FDG PET + PET perfusion metabolism mismatch: sensitivity, 89.9% (83.5% – 96.4%); specificity, 78.3% (66.3% – 90.2%);
FDG PET + SPECT perfusion metabolism mismatch: sensitivity, 87.2% (78.0% – 96.4%); specificity, 67.1% (48.3% – 85.9%);
FDG PET metabolism: sensitivity, 94.5% (91.0% – 98.0%); specificity, 66.8% (53.2% – 80.3%).
Given these findings, further higher quality studies are required to determine the comparative effectiveness and clinical utility of metabolism and perfusion/metabolism mismatch viability imaging with PET.
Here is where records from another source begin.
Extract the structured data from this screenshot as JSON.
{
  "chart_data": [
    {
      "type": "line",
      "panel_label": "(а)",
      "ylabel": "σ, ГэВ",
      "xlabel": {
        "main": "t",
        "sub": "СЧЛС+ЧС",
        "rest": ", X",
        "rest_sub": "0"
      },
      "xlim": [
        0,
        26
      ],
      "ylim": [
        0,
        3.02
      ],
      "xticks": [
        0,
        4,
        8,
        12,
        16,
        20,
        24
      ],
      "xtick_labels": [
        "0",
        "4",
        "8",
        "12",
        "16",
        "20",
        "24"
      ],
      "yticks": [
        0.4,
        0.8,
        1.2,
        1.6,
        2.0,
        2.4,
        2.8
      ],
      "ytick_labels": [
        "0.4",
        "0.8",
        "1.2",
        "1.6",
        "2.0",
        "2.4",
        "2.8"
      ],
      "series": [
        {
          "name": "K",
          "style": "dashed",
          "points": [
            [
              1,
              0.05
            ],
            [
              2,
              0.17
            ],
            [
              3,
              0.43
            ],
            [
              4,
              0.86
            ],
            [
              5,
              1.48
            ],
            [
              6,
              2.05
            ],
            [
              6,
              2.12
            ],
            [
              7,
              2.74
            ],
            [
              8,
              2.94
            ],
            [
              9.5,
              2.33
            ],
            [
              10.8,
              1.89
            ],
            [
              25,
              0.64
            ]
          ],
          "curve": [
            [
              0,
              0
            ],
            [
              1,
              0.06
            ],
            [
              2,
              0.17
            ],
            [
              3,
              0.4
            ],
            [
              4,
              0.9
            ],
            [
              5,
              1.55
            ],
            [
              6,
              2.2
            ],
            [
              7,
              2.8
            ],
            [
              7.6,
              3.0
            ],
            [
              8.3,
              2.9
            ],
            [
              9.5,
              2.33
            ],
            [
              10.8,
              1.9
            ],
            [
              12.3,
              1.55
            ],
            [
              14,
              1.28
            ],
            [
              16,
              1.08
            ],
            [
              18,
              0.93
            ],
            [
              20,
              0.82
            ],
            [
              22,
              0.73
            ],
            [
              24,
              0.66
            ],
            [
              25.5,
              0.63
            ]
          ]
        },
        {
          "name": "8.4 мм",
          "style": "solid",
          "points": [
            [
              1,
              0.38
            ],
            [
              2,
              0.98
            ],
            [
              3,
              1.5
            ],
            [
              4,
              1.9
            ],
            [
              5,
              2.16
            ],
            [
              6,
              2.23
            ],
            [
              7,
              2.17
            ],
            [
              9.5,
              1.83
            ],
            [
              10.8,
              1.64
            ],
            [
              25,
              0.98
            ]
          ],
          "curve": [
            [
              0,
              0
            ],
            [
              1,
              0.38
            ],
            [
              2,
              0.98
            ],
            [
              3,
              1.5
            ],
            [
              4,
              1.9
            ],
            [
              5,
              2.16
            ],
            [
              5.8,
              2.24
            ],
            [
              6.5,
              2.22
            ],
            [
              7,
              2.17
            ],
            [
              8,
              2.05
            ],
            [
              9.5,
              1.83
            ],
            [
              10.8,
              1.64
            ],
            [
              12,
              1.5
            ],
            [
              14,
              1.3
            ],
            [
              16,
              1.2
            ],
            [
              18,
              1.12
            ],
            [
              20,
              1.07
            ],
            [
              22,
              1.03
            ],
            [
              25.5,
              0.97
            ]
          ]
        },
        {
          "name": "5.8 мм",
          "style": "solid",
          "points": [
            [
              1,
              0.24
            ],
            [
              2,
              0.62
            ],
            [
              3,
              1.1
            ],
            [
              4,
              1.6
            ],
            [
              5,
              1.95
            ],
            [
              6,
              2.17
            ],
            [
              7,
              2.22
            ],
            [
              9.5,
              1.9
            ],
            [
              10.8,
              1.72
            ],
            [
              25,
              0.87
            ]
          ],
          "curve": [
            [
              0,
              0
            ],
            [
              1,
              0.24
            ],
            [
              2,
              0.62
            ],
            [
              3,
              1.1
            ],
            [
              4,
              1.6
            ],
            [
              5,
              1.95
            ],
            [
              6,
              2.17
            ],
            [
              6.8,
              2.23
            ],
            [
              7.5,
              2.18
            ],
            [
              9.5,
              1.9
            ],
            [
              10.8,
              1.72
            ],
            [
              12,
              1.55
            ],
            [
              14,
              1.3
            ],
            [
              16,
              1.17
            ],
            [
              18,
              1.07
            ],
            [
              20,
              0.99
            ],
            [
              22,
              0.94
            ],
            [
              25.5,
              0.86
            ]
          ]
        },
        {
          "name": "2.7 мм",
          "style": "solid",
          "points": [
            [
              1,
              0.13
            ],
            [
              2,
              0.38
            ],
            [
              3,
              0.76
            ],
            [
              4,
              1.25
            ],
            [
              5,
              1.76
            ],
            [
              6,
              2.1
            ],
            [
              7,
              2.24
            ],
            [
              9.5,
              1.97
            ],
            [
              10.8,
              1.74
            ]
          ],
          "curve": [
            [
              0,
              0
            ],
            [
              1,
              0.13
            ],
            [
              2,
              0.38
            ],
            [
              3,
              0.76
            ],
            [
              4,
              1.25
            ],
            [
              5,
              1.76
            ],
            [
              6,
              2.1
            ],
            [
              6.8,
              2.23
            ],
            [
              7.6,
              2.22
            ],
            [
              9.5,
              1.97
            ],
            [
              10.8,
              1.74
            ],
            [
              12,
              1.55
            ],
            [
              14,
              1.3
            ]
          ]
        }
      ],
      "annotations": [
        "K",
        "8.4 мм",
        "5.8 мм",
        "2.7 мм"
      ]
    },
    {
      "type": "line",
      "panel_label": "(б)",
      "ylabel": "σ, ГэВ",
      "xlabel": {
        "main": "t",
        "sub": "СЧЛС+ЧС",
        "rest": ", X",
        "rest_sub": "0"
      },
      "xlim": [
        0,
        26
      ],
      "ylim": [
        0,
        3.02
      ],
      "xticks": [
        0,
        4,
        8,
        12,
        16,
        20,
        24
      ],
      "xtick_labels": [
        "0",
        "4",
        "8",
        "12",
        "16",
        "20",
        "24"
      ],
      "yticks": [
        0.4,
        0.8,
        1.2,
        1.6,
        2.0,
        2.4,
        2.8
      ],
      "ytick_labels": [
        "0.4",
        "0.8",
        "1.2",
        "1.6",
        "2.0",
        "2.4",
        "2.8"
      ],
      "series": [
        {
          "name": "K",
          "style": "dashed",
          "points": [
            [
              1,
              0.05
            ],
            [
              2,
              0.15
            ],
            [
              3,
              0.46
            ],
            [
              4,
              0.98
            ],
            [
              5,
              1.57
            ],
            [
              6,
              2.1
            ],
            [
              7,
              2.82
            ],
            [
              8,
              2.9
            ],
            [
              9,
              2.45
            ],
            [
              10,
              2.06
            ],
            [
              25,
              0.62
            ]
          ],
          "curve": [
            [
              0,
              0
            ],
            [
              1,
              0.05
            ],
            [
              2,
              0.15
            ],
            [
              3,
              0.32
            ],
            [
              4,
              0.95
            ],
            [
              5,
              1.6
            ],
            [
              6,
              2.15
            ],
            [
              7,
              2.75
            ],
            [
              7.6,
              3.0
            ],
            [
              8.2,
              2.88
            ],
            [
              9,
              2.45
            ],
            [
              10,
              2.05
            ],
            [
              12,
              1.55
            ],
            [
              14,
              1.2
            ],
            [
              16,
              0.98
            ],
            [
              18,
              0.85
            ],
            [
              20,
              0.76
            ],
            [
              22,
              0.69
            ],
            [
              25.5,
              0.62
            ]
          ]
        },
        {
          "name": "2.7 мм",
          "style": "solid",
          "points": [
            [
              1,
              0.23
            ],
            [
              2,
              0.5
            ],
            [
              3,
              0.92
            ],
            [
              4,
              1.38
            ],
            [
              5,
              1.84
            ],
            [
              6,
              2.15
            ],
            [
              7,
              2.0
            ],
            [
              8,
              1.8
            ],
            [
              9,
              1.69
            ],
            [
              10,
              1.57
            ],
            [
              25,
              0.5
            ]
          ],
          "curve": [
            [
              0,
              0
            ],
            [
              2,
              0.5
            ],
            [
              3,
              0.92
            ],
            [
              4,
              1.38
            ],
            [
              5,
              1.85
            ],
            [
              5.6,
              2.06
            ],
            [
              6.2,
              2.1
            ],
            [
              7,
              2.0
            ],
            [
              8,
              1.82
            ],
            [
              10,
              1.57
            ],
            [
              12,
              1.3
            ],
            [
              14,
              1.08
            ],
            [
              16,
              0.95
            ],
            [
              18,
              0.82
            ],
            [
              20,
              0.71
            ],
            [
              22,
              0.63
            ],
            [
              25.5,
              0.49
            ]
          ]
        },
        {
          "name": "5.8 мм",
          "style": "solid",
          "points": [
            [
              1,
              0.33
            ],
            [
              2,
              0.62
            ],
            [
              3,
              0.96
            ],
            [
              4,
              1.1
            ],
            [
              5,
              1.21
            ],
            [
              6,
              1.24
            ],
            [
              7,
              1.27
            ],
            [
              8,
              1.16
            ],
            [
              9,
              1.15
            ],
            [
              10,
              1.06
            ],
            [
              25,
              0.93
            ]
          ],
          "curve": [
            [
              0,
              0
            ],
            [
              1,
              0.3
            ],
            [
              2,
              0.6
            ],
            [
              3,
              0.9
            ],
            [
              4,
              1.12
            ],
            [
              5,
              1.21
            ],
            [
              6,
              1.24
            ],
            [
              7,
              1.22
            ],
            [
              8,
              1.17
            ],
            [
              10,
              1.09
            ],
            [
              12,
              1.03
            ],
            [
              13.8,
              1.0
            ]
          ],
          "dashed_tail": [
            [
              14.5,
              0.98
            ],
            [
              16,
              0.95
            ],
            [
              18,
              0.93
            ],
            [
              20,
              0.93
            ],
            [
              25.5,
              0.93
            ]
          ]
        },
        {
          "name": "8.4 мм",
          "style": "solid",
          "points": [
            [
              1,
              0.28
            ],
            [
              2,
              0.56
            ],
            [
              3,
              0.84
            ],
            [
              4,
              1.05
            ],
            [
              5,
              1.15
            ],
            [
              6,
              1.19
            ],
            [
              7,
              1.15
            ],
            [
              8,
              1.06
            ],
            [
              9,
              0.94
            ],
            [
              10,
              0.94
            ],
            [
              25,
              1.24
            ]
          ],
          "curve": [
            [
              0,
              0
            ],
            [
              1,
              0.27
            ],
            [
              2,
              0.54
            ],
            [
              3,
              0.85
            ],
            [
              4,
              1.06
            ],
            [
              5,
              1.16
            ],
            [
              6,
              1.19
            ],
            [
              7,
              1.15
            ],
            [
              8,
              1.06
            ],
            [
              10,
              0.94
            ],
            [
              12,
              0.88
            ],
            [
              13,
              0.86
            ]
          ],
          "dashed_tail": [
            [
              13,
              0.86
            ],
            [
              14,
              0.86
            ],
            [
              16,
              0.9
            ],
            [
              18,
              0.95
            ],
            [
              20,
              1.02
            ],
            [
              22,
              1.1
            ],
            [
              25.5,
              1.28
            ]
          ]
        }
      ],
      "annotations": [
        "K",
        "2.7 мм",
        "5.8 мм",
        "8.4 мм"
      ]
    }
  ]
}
Based on very low quality of evidence, patients with viable myocardium who are revascularized have a lower mortality rate than those who are treated with medical therapy. Given the quality of evidence, however, this estimate of effect is uncertain so further higher quality studies in this area should be undertaken to determine the presence and magnitude of the effect.
While revascularization may reduce mortality in patients with viable myocardium, current moderate quality RCT evidence suggests that PET-guided treatment decisions do not result in statistically significant reductions in mortality compared with treatment decisions based on SPECT or standard care protocols. The PARR II trial by Beanlands et al. found a significant reduction in cardiac events (a composite outcome that includes cardiac deaths, MI, or hospital stay for cardiac cause) between the adherence to PET recommendations subgroup and the standard care group (hazard ratio, .62; 95% confidence intervals, 0.42 – 0.93; P = .019); however, this post-hoc sub-group analysis is hypothesis generating and higher quality studies are required to substantiate these findings.
The use of FDG PET plus SPECT to determine perfusion/metabolism mismatch to assess myocardial viability increases the radiation exposure compared with FDG PET imaging alone or FDG PET combined with PET perfusion imaging (total-body effective dose: FDG PET, 7 mSv; FDG PET plus PET perfusion tracer, 7.6 – 7.7 mSV; FDG PET plus SPECT perfusion tracer, 16 – 25 mSv). While the precise risk attributed to this increased exposure is unknown, there is increasing concern regarding lifetime multiple exposures to radiation-based imaging modalities, although the incremental lifetime risk for patients who are older or have a poor prognosis may not be as great as for healthy individuals.